Pharmacy benefit managers (PBMs) are back in the crosshairs. PBMs negotiate drug prices down on behalf of consumers and insurers – to the ire of pharmaceutical companies. Mark Cuban recently went on CNBC to call them “middlemen” and accuse them of “ripping off” employers and “colluding” with insurers, claiming patients would pay less if PBMs disappeared. Cuban has misunderstood the issue.
To understand what drives high drug prices, we must start at the beginning of the chain. Manufacturers set the initial list price. It is them who raise it year after year. In 2024, drugmakers increased list prices on at least 775 brand-name medications. Newly-launched drugs carried a median price of around $300,000, roughly one-third higher than the previous year. Those price hikes occur long before a PBM or insurer ever negotiates a rebate.
The pattern continues. Between April and July 2025, there were 281 brand price changes across the market. Among them were 271 increases and only 10 reductions. In July alone, manufacturers hiked prices on 162 drugs.
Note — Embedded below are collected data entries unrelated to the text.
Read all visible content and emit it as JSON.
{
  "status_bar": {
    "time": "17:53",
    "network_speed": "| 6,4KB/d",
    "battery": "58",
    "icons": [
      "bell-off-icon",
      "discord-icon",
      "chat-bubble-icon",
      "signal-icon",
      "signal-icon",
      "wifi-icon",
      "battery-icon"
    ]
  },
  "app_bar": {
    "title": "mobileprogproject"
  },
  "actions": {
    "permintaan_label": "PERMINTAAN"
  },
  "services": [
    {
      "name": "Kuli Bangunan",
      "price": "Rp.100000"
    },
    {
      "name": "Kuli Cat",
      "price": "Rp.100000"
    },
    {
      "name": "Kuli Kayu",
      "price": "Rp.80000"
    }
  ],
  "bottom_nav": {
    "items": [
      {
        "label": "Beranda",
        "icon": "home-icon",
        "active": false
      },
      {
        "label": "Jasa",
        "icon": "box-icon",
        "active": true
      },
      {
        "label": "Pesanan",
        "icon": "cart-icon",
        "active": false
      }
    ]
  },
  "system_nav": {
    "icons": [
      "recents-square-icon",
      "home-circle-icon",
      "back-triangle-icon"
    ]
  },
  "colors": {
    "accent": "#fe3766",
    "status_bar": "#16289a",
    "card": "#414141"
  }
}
The average increase was about 4 percent, with high-spend therapies like Trikafta rising closer to 7 percent. These are the figures PBMs face when they sit across the table from drugmakers.
Cuban is right about one thing: the system can be opaque. Employers often feel they don’t know where the money goes. But removing PBMs from the process wouldn’t fix that problem. It would eliminate the only major player pushing prices down, rather than up. PBMs aggregate the purchasing power of millions of people to negotiate lower net prices, forcing drugmakers to compete within their therapeutic classes. That’s how the system keeps some discipline in a market where list prices keep climbing.
There’s solid evidence this model works. Studies show PBMs lower overall prescription drug spending by about 40 to 50 percent compared to an unmanaged market, saving plan sponsors and patients an average of roughly $1,154 per person each year. In short, PBMs make the market behave more competitively, not less.
That leverage translates to real savings. Major PBMs report steady declines in out-of-pocket costs and growing use of low-cost biosimilars, all signs that market pressure still works when scale buyers negotiate.
Generic drugs show the same trend. Medicaid data indicate from April through July 2025, generic spending declined month after month. That’s a sign market forces are working, because scale-buyers have room to negotiate. It’s easy to forget it was PBMs who built this generic engine in the first place. Before they existed, brand drugs dominated formularies. Generics were treated as second-tier options. Today, 9 out of 10 prescriptions in the U.S. are generic, a shift largely driven by PBMs using their leverage to promote low-cost alternatives.
Some analysts argue consumers still overpay for certain generics because of opaque pricing and “spread” contracts within the commercial market. They point to gaps in transparency between what pharmacies are reimbursed and what employers ultimately pay. But that criticism doesn’t indict the PBM model itself. It highlights how unevenly prescription benefits are purchased. Smaller employer plans and state programs lack the scale to capture the same discounts large buyers do. Remove PBMs and those disparities only grow.
Cuban’s claim that PBMs “collude” with insurers ignores the fact that their negotiating role is what disciplines the market in the first place. Manufacturers don’t lower list prices out of goodwill. They do it because PBMs can steer volume elsewhere. That’s why therapies compete fiercely for formulary placement. PBMs use rebate structures not to inflate prices but to extract deeper discounts from manufacturers whose drugs would otherwise face generic substitution.
For all the talk about opacity, PBMs operate in one of the few corners of the healthcare system where prices fall over time. Generic acquisition costs have been declining for months. Utilization remains near record highs. Meanwhile, manufacturer list prices for brand-name and specialty drugs continue to climb steadily. PBMs remain the counterweight keeping the system from tipping further toward monopoly pricing.
Cuban’s broader frustration that employers and patients can’t see the math is legitimate. Transparency matters. But clarity shouldn’t come at the expense of competition. Employers can already choose pass-through contracts which disclose every rebate and fee, or opt for traditional models which trade confidentiality for deeper discounts. Those are market choices, not evidence of abuse. Opacity reflects how hard-fought negotiations work in any competitive market where revealing every bid would only weaken that pressure.
Even Cuban’s own company, Cost Plus Drugs, demonstrates that point. It sells generics directly to consumers at thin margins, yet many of its prices are already matched or beaten by retail pharmacies contracting through PBMs. The reason is simple: scale. PBMs negotiate on behalf of millions, while Cost Plus negotiates on behalf of one website. A cash-only model might work for basic generics, but it breaks down with complex or specialty drugs which require benefit management, safety checks, and insurer oversight.
The flawed criticism of PBMs taps into a broader frustration with a system which feels too complicated and too costly. But tearing out the middleman would remove the one force keeping drugmakers in check. The problem starts upstream, with the companies that print the price tag, not the buyers trying to lower it.